Em um piscar de olhos, a música acaba e eu só me dou conta disso por causa dos fortes aplausos que eles recebem. Devo ter encarado Sebastian por não sei quanto tempo, porque seus olhos estão fixos em mim.
E é então que a realidade me atinge.
Eu, Amélia Aleksandra Ruschel, a garota que nunca sai de casa a não ser que seja para a escola e que tem o total de zero amigos, passei todo o tempo de duração de uma canção de quatro minutos olhando como uma psicopata para o rosto de um menino que conheço a minha vida inteira e com o qual nunca troquei uma palavra.
— Bem que eu te achei familiar. — ouço uma voz feminina atrás de mim dizer e me deparo com uma morena de olhos azuis acompanhada de duas outras meninas. — Você não estuda na St. Davencrown? Estuda, não é?
— É claro que estuda. — a outra diz. — Ela é aquela garota estranha da qual eu te falei. A que não dá um pio.
— Será que não dá? — uma delas debocha.
Mais uma vez no mesmo dia sinto minhas mãos ficarem úmidas de suor. Conto mentalmente até cinco e respiro fundo. Isso não é nada. Elas estão só provocando.
— Olha só o que temos aqui! — a morena exclama, e eu me dou conta tarde demais que meu diário está bem em cima da mesa.

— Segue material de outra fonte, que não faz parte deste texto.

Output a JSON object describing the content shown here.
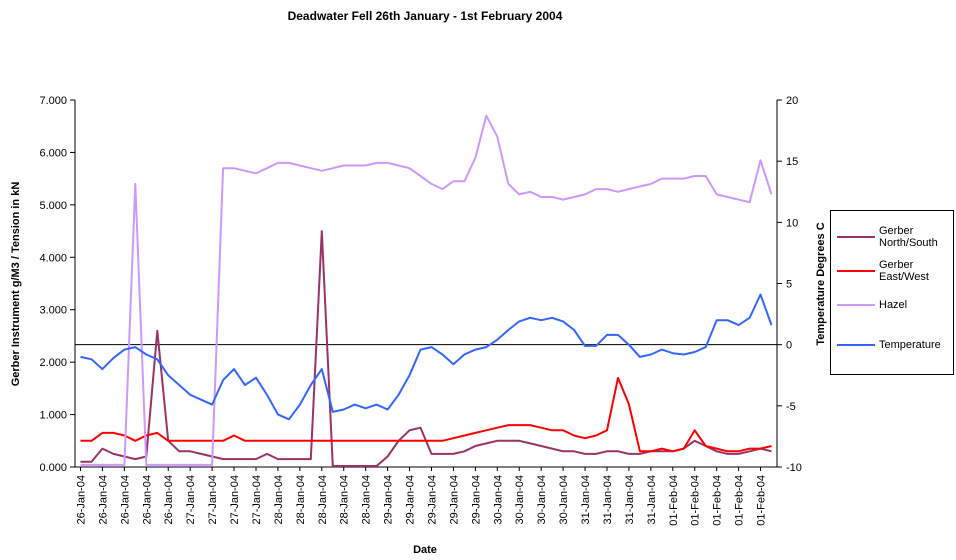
{
  "chart_data": {
    "type": "line",
    "title": "Deadwater Fell 26th January - 1st February 2004",
    "x_label": "Date",
    "y_label": "Gerber Instrument g/M3 / Tension in kN",
    "y2_label": "Temperature Degrees C",
    "categories": [
      "26-Jan-04",
      null,
      "26-Jan-04",
      null,
      "26-Jan-04",
      null,
      "26-Jan-04",
      null,
      "26-Jan-04",
      null,
      "27-Jan-04",
      null,
      "27-Jan-04",
      null,
      "27-Jan-04",
      null,
      "27-Jan-04",
      null,
      "28-Jan-04",
      null,
      "28-Jan-04",
      null,
      "28-Jan-04",
      null,
      "28-Jan-04",
      null,
      "28-Jan-04",
      null,
      "29-Jan-04",
      null,
      "29-Jan-04",
      null,
      "29-Jan-04",
      null,
      "29-Jan-04",
      null,
      "29-Jan-04",
      null,
      "30-Jan-04",
      null,
      "30-Jan-04",
      null,
      "30-Jan-04",
      null,
      "30-Jan-04",
      null,
      "31-Jan-04",
      null,
      "31-Jan-04",
      null,
      "31-Jan-04",
      null,
      "31-Jan-04",
      null,
      "01-Feb-04",
      null,
      "01-Feb-04",
      null,
      "01-Feb-04",
      null,
      "01-Feb-04",
      null,
      "01-Feb-04",
      null
    ],
    "series": [
      {
        "name": "Gerber North/South",
        "color": "#993366",
        "values": [
          0.1,
          0.1,
          0.35,
          0.25,
          0.2,
          0.15,
          0.2,
          2.6,
          0.5,
          0.3,
          0.3,
          0.25,
          0.2,
          0.15,
          0.15,
          0.15,
          0.15,
          0.25,
          0.15,
          0.15,
          0.15,
          0.15,
          4.5,
          0.02,
          0.02,
          0.02,
          0.02,
          0.02,
          0.2,
          0.5,
          0.7,
          0.75,
          0.25,
          0.25,
          0.25,
          0.3,
          0.4,
          0.45,
          0.5,
          0.5,
          0.5,
          0.45,
          0.4,
          0.35,
          0.3,
          0.3,
          0.25,
          0.25,
          0.3,
          0.3,
          0.25,
          0.25,
          0.3,
          0.3,
          0.3,
          0.35,
          0.5,
          0.4,
          0.3,
          0.25,
          0.25,
          0.3,
          0.35,
          0.3
        ]
      },
      {
        "name": "Gerber East/West",
        "color": "#ff0000",
        "values": [
          0.5,
          0.5,
          0.65,
          0.65,
          0.6,
          0.5,
          0.6,
          0.65,
          0.5,
          0.5,
          0.5,
          0.5,
          0.5,
          0.5,
          0.6,
          0.5,
          0.5,
          0.5,
          0.5,
          0.5,
          0.5,
          0.5,
          0.5,
          0.5,
          0.5,
          0.5,
          0.5,
          0.5,
          0.5,
          0.5,
          0.5,
          0.5,
          0.5,
          0.5,
          0.55,
          0.6,
          0.65,
          0.7,
          0.75,
          0.8,
          0.8,
          0.8,
          0.75,
          0.7,
          0.7,
          0.6,
          0.55,
          0.6,
          0.7,
          1.7,
          1.2,
          0.3,
          0.3,
          0.35,
          0.3,
          0.35,
          0.7,
          0.4,
          0.35,
          0.3,
          0.3,
          0.35,
          0.35,
          0.4
        ]
      },
      {
        "name": "Hazel",
        "color": "#cc99ff",
        "values": [
          0.04,
          0.04,
          0.04,
          0.04,
          0.04,
          5.4,
          0.04,
          0.04,
          0.04,
          0.04,
          0.04,
          0.04,
          0.04,
          5.7,
          5.7,
          5.65,
          5.6,
          5.7,
          5.8,
          5.8,
          5.75,
          5.7,
          5.65,
          5.7,
          5.75,
          5.75,
          5.75,
          5.8,
          5.8,
          5.75,
          5.7,
          5.55,
          5.4,
          5.3,
          5.45,
          5.45,
          5.9,
          6.7,
          6.3,
          5.4,
          5.2,
          5.25,
          5.15,
          5.15,
          5.1,
          5.15,
          5.2,
          5.3,
          5.3,
          5.25,
          5.3,
          5.35,
          5.4,
          5.5,
          5.5,
          5.5,
          5.55,
          5.55,
          5.2,
          5.15,
          5.1,
          5.05,
          5.85,
          5.2
        ]
      },
      {
        "name": "Temperature",
        "color": "#3366ff",
        "axis": "y2",
        "values": [
          -1.0,
          -1.2,
          -2.0,
          -1.1,
          -0.4,
          -0.2,
          -0.8,
          -1.2,
          -2.5,
          -3.3,
          -4.1,
          -4.5,
          -4.9,
          -2.9,
          -2.0,
          -3.3,
          -2.7,
          -4.1,
          -5.7,
          -6.1,
          -4.9,
          -3.3,
          -2.0,
          -5.5,
          -5.3,
          -4.9,
          -5.2,
          -4.9,
          -5.3,
          -4.1,
          -2.5,
          -0.4,
          -0.2,
          -0.8,
          -1.6,
          -0.8,
          -0.4,
          -0.2,
          0.4,
          1.2,
          1.9,
          2.2,
          2.0,
          2.2,
          1.9,
          1.2,
          -0.1,
          -0.1,
          0.8,
          0.8,
          0,
          -1.0,
          -0.8,
          -0.4,
          -0.7,
          -0.8,
          -0.6,
          -0.2,
          2.0,
          2.0,
          1.6,
          2.2,
          4.1,
          1.6
        ]
      }
    ],
    "ylim": [
      0,
      7
    ],
    "yticks": [
      {
        "value": 0,
        "label": "0.000"
      },
      {
        "value": 1,
        "label": "1.000"
      },
      {
        "value": 2,
        "label": "2.000"
      },
      {
        "value": 3,
        "label": "3.000"
      },
      {
        "value": 4,
        "label": "4.000"
      },
      {
        "value": 5,
        "label": "5.000"
      },
      {
        "value": 6,
        "label": "6.000"
      },
      {
        "value": 7,
        "label": "7.000"
      }
    ],
    "y2lim": [
      -10,
      20
    ],
    "y2ticks": [
      -10,
      -5,
      0,
      5,
      10,
      15,
      20
    ],
    "legend": "right"
  }
}
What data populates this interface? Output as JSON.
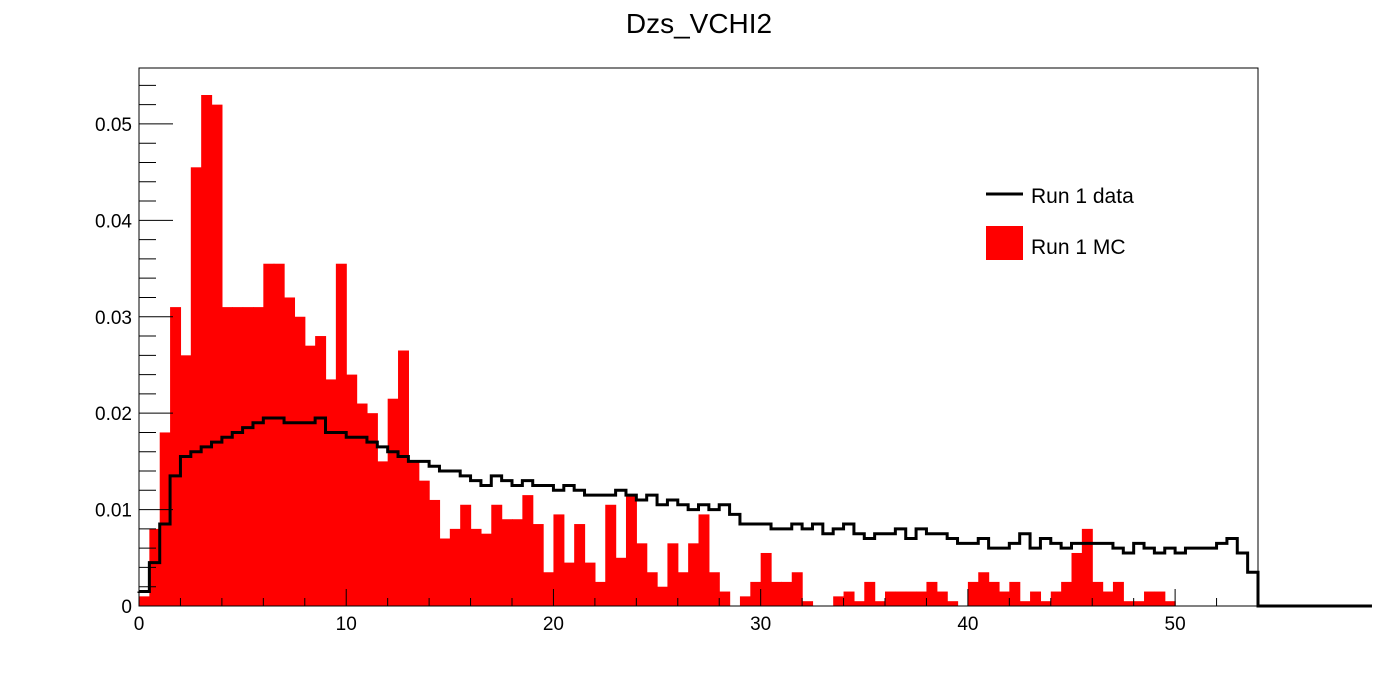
{
  "chart_data": {
    "type": "histogram",
    "title": "Dzs_VCHI2",
    "xlabel": "",
    "ylabel": "",
    "xlim": [
      0,
      54
    ],
    "ylim": [
      0,
      0.0558
    ],
    "bin_width": 0.5,
    "grid": false,
    "legend_position": "top-right",
    "x_ticks": [
      0,
      10,
      20,
      30,
      40,
      50
    ],
    "x_tick_labels": [
      "0",
      "10",
      "20",
      "30",
      "40",
      "50"
    ],
    "y_ticks": [
      0,
      0.01,
      0.02,
      0.03,
      0.04,
      0.05
    ],
    "y_tick_labels": [
      "0",
      "0.01",
      "0.02",
      "0.03",
      "0.04",
      "0.05"
    ],
    "series": [
      {
        "name": "Run 1 MC",
        "style": "filled",
        "color": "#ff0000",
        "values": [
          0.001,
          0.008,
          0.018,
          0.031,
          0.026,
          0.0455,
          0.053,
          0.052,
          0.031,
          0.031,
          0.031,
          0.031,
          0.0355,
          0.0355,
          0.032,
          0.03,
          0.027,
          0.028,
          0.0235,
          0.0355,
          0.024,
          0.021,
          0.02,
          0.015,
          0.0215,
          0.0265,
          0.015,
          0.013,
          0.011,
          0.007,
          0.008,
          0.0105,
          0.008,
          0.0075,
          0.0105,
          0.009,
          0.009,
          0.0115,
          0.0085,
          0.0035,
          0.0095,
          0.0045,
          0.0085,
          0.0045,
          0.0025,
          0.0105,
          0.005,
          0.0115,
          0.0065,
          0.0035,
          0.002,
          0.0065,
          0.0035,
          0.0065,
          0.0095,
          0.0035,
          0.0015,
          0,
          0.001,
          0.0025,
          0.0055,
          0.0025,
          0.0025,
          0.0035,
          0.0005,
          0,
          0,
          0.001,
          0.0015,
          0.0005,
          0.0025,
          0.0005,
          0.0015,
          0.0015,
          0.0015,
          0.0015,
          0.0025,
          0.0015,
          0.0005,
          0,
          0.0025,
          0.0035,
          0.0025,
          0.0015,
          0.0025,
          0.0005,
          0.0015,
          0.0005,
          0.0015,
          0.0025,
          0.0055,
          0.008,
          0.0025,
          0.0015,
          0.0025,
          0.0005,
          0.0005,
          0.0015,
          0.0015,
          0.0005,
          0,
          0,
          0,
          0,
          0,
          0,
          0,
          0
        ]
      },
      {
        "name": "Run 1 data",
        "style": "step",
        "color": "#000000",
        "values": [
          0.0015,
          0.0045,
          0.0085,
          0.0135,
          0.0155,
          0.016,
          0.0165,
          0.017,
          0.0175,
          0.018,
          0.0185,
          0.019,
          0.0195,
          0.0195,
          0.019,
          0.019,
          0.019,
          0.0195,
          0.018,
          0.018,
          0.0175,
          0.0175,
          0.017,
          0.0165,
          0.016,
          0.0155,
          0.015,
          0.015,
          0.0145,
          0.014,
          0.014,
          0.0135,
          0.013,
          0.0125,
          0.0135,
          0.013,
          0.0125,
          0.013,
          0.0125,
          0.0125,
          0.012,
          0.0125,
          0.012,
          0.0115,
          0.0115,
          0.0115,
          0.012,
          0.0115,
          0.011,
          0.0115,
          0.0105,
          0.011,
          0.0105,
          0.01,
          0.0105,
          0.01,
          0.0105,
          0.0095,
          0.0085,
          0.0085,
          0.0085,
          0.008,
          0.008,
          0.0085,
          0.008,
          0.0085,
          0.0075,
          0.008,
          0.0085,
          0.0075,
          0.007,
          0.0075,
          0.0075,
          0.008,
          0.007,
          0.008,
          0.0075,
          0.0075,
          0.007,
          0.0065,
          0.0065,
          0.007,
          0.006,
          0.006,
          0.0065,
          0.0075,
          0.006,
          0.007,
          0.0065,
          0.006,
          0.0065,
          0.0065,
          0.0065,
          0.0065,
          0.006,
          0.0055,
          0.0065,
          0.006,
          0.0055,
          0.006,
          0.0055,
          0.006,
          0.006,
          0.006,
          0.0065,
          0.007,
          0.0055,
          0.0035,
          0,
          0,
          0,
          0,
          0,
          0,
          0,
          0,
          0,
          0,
          0
        ]
      }
    ]
  }
}
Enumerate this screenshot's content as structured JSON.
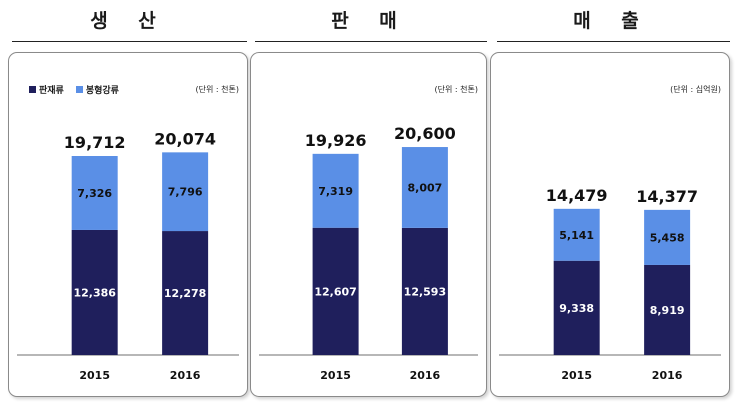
{
  "colors": {
    "panel_product": "#1f1f5c",
    "display_product": "#5a8fe6",
    "axis": "#6f6f6f"
  },
  "panels": [
    {
      "title": "생 산",
      "unit": "(단위 : 천톤)",
      "show_legend": true
    },
    {
      "title": "판 매",
      "unit": "(단위 : 천톤)",
      "show_legend": false
    },
    {
      "title": "매 출",
      "unit": "(단위 : 십억원)",
      "show_legend": false
    }
  ],
  "legend": {
    "panel_label": "판재류",
    "display_label": "봉형강류"
  },
  "chart_data": [
    {
      "type": "bar",
      "stacked": true,
      "title": "생 산",
      "unit": "(단위 : 천톤)",
      "categories": [
        "2015",
        "2016"
      ],
      "series": [
        {
          "name": "판재류",
          "values": [
            12386,
            12278
          ]
        },
        {
          "name": "봉형강류",
          "values": [
            7326,
            7796
          ]
        }
      ],
      "totals": [
        19712,
        20074
      ],
      "total_labels": [
        "19,712",
        "20,074"
      ],
      "value_labels": [
        [
          "12,386",
          "12,278"
        ],
        [
          "7,326",
          "7,796"
        ]
      ]
    },
    {
      "type": "bar",
      "stacked": true,
      "title": "판 매",
      "unit": "(단위 : 천톤)",
      "categories": [
        "2015",
        "2016"
      ],
      "series": [
        {
          "name": "판재류",
          "values": [
            12607,
            12593
          ]
        },
        {
          "name": "봉형강류",
          "values": [
            7319,
            8007
          ]
        }
      ],
      "totals": [
        19926,
        20600
      ],
      "total_labels": [
        "19,926",
        "20,600"
      ],
      "value_labels": [
        [
          "12,607",
          "12,593"
        ],
        [
          "7,319",
          "8,007"
        ]
      ]
    },
    {
      "type": "bar",
      "stacked": true,
      "title": "매 출",
      "unit": "(단위 : 십억원)",
      "categories": [
        "2015",
        "2016"
      ],
      "series": [
        {
          "name": "판재류",
          "values": [
            9338,
            8919
          ]
        },
        {
          "name": "봉형강류",
          "values": [
            5141,
            5458
          ]
        }
      ],
      "totals": [
        14479,
        14377
      ],
      "total_labels": [
        "14,479",
        "14,377"
      ],
      "value_labels": [
        [
          "9,338",
          "8,919"
        ],
        [
          "5,141",
          "5,458"
        ]
      ]
    }
  ]
}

Tarde demais para impedi-la de alcançá-lo.
Sinto meu coração gelar e minha mente entrar em parafuso. Não, não, não, não, não, não.
— Por favor. — murmuro. — D-devolva.
— E não é que a muda fala, pessoal?! — a garota eleva a voz, atraindo a atenção de um monte de pessoas ao redor.
— Você a ouviu, Astrid. — uma voz interrompe, o tom duro feito pedra. — Pare de querer chamar atenção e devolva o que não é seu.
— Por que é que você está sendo tão estraga-prazeres? Você nem a conhece. — a garota devolve, fazendo bico.
Aproveito a sua mudança de foco e tomo impulso para tentar puxar o diário da sua mão, mas ela é mais rápida e desvia, o que me faz tropeçar e quase ir de cara no chão. Dedos envolvem meu pulso e eu salto de surpresa.
— Você está bem? — Sebastian pergunta, mas eu não tenho tempo de calcular uma resposta porque tudo em que consigo pensar é em ir embora.
Tem gente demais, olhos demais; tudo sobre mim, tudo me sufocando como terra enchendo a minha boca. Me sinto tonta como se tivesse girado sem parar por horas. Sinto que vou vomitar a qualquer momento.
Sem fazer a menor ideia do que estou fazendo, simplesmente saio correndo, querendo sair dali e de perto daquelas pessoas o mais rápido possível. Me sinto atingida como não me sentia há anos, realmente exposta e humilhada.
Fugir é o melhor, penso, e fugir é o que faço assim que alcanço a porta de saída do pub.